Dec'2013: Bought Nexus Seven. Everything migrated over nicely.

Nov'2014: frustrated that Amazon-store version is still stuck at v2.9.2, while official version is up to v4.2. They say if I just install the new app, it will synch up so I won't lose any of my inventory. Update: wow, it was so fast, I think the old local data file must have been left behind for re-use?

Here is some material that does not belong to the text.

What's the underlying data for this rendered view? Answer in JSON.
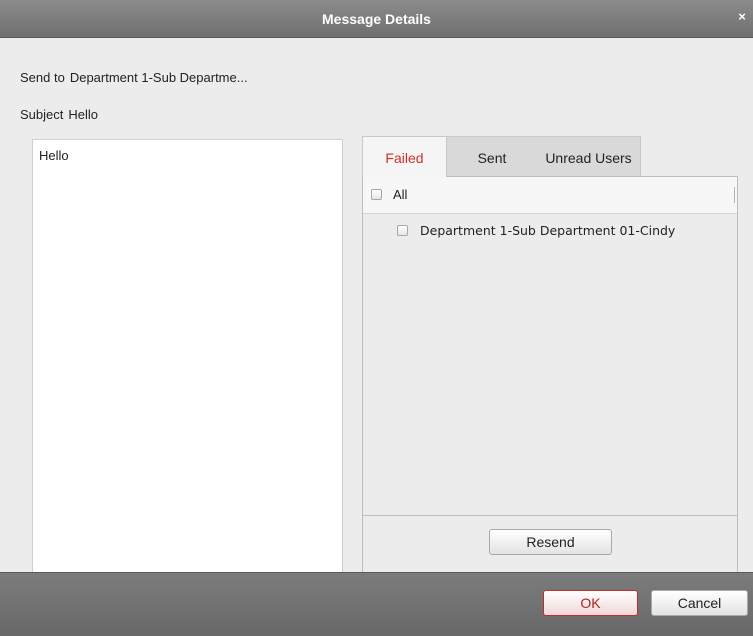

My Highlighting And Annotating process of online reading since 2017

2020 update: video of my process

I save everything to InstaPaper.

  • I read everything on my phone via the app
  • I Highlight as I read

Periodically I process on my laptop

  • I run a script that hits the InstaPaper API to grab a bunch of articles' highlights. I save each to a separate file. (Details in other section below.)
  • Manually adjust each file
    • fix filename-timestamp (typically requires opening original source, because nobody uses metadata), plus adjust filename to make URL I like
    • add author name if I feel like it
    • adjust any Markdown issues (usually code bugs)
    • put in WikiWords as appropriate - sometimes it's just bracketing existing phrases, other times it's added a parenthetical, etc.
    • sometimes I want something for my PrivateWiki instead, so I copy/paste by hand over there, save an empty file
    • put each edited file into a separate folder as PipeLine
  • run script2 which auto-posts the edited files to my WikiLog
  • then move all those files to another folder
  • when I run script1 it deletes all the posted articles before grabbing new ones
  • then (less often) I have a separate process to update my WikiGraph.

insta_repost

Sept'2015: would like to use their API to suck down items I've Liked/Starred/Hearted, so I can post them to my WikiLog. I want to scrape my highlights, the original piece title, and maybe even the first sentence/paragraph to quote.

The Python instapaperlib package that comes up most obviously uses the "simple" API which offers little except adding a URL to your account.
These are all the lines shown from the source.